Fla. courts, clerks may get emergency $90 million to keep them going this year

Article Courtesy of The Palm Beach Post

By Dara Kam

Published March 24, 2011

— Gov. Rick Scott and lawmakers are prepared to sign off on an emergency $50 million to rescue the Florida courts system and avoid furloughs in the face of a projected $72 million deficit this year due to an unexpected decline in foreclosure filings.

An additional $44 million bailout, which doesn't need Scott's approval, is also being readied for the state's clerks of courts, who are facing a $50 million shortfall for similar reasons.

"If the current revenue shortfall ... is not remedied, it will be necessary for the judicial branch to impose extensive furloughs of court system personnel," Florida Supreme Court Chief Justice Charles Canady wrote to Scott and House and Senate budget leaders last week. "Such furloughs would cause a severe disruption in the functioning of the courts."

Two years ago, lawmakers changed the way the courts are funded by creating the State Courts Revenue Trust Fund, which is filled by court filing fees. About three-fourths of the state courts' total budget, including payroll and operating expenses of the entire judicial branch, depends on the trust fund, and about 77 percent of the trust fund money was projected to come from real estate and mortgage foreclosure filing fees this year.

But foreclosure filing fees dipped precipitously late last year and haven't recovered since, leading to the current deficit that is expected to total $72 million by June 30, the end of this fiscal year.

Palm Beach County's foreclosure filings, for example, fell 37 percent last year compared to 2009, with the biggest declines coming in the fall when banks acknowledged problems with their home repossession procedures.

That's about the time most major lenders froze foreclosures when it was revealed that employees were signing thousands of documents every month swearing to having personal knowledge of the cases, when they in fact did not. At the same time, federal mortgage backers Fannie Mae and Freddie Mac fired one of the largest law firms in the state handling foreclosures. The transfer of files from the Plantation-based Law Offices of David J. Stern to new attorneys may also have stalled some filings.

Although real estate experts expected foreclosures to pick up again early this year, they haven't. In December, just 872 foreclosures were filed in Palm Beach County, a 69 percent decrease from the previous December. Combined totals for January and February were 1,616, down from 4,641 during the same months in 2010.

The state clerks of courts saw a similar decline in revenue and also have asked lawmakers for an emergency cash infusion to offset a $50 million deficit.

Senate budget chief J.D. Alexander, R-Lake Wales, has agreed to bailouts of $50.2 million for the courts and $44 million for the clerks.

Scott is expected to officially approve up to $50.2 million to keep the courts operating and avoid furloughs by late tomorrow, according to a source inside the governor's office.

Most of the cash would come from transferring money from other funds to the courts' trust fund.

The courts have accounted for the other $22 million through other measures such as hiring freezes and postponing projects until after July.
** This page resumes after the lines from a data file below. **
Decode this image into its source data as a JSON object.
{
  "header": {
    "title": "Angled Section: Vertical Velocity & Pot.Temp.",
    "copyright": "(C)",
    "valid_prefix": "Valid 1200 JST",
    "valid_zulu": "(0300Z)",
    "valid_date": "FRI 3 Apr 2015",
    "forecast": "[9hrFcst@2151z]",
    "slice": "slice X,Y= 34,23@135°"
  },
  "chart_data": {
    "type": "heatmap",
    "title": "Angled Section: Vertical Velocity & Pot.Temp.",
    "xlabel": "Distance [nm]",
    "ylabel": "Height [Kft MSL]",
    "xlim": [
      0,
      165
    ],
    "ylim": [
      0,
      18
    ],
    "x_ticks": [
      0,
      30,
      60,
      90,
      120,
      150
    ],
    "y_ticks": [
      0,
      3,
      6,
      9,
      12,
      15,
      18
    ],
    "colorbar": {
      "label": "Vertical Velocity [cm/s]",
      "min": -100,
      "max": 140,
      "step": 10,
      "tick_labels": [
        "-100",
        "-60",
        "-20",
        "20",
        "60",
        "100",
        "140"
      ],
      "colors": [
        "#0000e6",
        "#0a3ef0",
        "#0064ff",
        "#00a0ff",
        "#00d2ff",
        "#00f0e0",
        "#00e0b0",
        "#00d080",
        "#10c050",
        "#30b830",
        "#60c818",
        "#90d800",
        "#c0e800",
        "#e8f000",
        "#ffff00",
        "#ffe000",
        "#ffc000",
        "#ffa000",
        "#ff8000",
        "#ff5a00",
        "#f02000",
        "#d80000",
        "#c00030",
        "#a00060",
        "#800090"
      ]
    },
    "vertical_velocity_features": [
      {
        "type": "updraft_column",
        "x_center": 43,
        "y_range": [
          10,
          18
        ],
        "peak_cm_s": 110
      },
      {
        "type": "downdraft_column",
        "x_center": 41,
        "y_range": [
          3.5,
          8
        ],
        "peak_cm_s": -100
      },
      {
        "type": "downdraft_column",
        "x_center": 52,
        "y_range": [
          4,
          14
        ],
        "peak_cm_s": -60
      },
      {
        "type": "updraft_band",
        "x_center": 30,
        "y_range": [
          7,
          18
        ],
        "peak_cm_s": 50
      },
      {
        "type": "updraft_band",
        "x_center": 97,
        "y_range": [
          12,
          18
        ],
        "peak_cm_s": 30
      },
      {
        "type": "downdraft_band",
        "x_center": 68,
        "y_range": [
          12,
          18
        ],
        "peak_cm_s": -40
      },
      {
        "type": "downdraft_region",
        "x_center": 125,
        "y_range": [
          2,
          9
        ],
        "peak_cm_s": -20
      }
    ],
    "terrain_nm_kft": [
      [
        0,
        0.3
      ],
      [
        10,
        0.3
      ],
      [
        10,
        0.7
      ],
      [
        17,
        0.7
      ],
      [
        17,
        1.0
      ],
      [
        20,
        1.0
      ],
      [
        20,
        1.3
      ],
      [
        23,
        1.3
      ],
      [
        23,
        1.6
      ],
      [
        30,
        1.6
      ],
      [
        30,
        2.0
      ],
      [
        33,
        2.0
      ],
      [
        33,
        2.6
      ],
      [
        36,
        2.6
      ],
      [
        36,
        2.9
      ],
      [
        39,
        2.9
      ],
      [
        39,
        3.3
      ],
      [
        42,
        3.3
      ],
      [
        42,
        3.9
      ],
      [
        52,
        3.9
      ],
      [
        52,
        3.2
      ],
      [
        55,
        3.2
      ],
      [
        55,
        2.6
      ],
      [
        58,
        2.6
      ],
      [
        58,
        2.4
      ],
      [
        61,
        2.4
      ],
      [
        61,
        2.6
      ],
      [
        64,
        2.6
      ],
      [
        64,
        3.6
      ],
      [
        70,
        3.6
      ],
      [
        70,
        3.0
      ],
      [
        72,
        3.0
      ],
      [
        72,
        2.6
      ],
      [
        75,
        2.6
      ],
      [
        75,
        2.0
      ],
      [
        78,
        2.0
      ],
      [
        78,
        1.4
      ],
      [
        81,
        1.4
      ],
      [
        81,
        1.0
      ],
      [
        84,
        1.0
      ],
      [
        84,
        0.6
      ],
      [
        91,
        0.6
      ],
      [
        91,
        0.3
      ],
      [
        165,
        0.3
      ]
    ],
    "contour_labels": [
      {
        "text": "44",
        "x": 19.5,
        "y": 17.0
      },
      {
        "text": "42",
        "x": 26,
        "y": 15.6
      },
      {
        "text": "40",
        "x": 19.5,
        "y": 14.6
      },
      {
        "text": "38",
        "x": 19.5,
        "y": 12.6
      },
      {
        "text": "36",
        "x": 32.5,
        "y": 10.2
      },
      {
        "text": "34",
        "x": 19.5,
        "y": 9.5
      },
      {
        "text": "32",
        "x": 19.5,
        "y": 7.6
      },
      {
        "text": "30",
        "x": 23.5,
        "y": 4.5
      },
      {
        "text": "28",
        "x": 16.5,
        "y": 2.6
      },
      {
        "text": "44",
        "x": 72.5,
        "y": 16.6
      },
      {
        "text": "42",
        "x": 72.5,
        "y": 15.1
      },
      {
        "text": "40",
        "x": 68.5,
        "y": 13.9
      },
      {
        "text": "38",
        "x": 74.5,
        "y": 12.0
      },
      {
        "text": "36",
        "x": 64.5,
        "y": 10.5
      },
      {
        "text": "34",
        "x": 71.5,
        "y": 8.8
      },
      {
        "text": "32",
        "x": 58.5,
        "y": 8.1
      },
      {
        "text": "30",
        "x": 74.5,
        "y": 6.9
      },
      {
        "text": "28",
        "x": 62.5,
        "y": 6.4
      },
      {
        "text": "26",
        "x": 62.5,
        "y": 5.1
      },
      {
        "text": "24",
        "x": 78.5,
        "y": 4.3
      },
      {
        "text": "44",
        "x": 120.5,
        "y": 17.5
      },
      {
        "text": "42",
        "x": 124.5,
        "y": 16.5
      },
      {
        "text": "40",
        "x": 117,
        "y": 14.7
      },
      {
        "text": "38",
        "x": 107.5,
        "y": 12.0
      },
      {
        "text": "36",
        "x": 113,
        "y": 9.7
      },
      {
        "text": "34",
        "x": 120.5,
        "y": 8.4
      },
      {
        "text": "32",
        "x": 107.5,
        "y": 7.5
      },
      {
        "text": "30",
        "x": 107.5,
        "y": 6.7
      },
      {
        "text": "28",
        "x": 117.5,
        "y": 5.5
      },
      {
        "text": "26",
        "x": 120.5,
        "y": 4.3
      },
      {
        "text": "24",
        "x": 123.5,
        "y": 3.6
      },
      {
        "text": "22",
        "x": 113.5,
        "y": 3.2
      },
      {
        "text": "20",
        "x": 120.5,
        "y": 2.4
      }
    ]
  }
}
Canady hopes lawmakers will change the way courts are funded in the future to avoid similar fiscal crises.

"We're using a very specialized revenue source to fund nearly all of court operations," state courts administrator Lisa Goodner said. "To fund almost an entire branch of government on a very volatile source of revenue is something obviously, given what has happened this year, we really want to work to fix."

Barbara Dawicke, trials court administrator for Palm Beach County's judicial circuit, similarly blamed the shortfall on the downturn in the collection of fees in foreclosure cases.

With lawmakers expected to approve a $44 million bailout for the clerks of courts, the clerks will still have to cut $6.6 million from this year's spending, according to Fred Baggett, a lobbyist for the statewide association of clerks.

Palm Beach County Clerk of Courts Sharon Bock said she lost 110 employees following an 18 percent budget cut two years ago and she fears another 5 percent cut to her current year budget could result in further staff reductions and delays in issuing property titles, filing new cases and processing child support payments.

"We're already three months behind right now on issuing titles for foreclosures," Bock said. "If we get cut more, I don't even know what will happen to the public's access to justice."

She said her office collects about $255 million each year in filing fees, fines and court costs, but that she only gets $34 million of that to pay for her budget. About 93 percent of that budget is personnel costs, she said.

Bock said her solution to the budget crisis would be to exempt the clerk of courts from an annual 8 percent charge levied by the Department of Revenue to log the what the clerks send the state and then to send each clerk's cut back.

"If all they did was exclude the Department of Revenue charge, we would not be underfunded," Bock said. "That's one reason the frustration level is so high."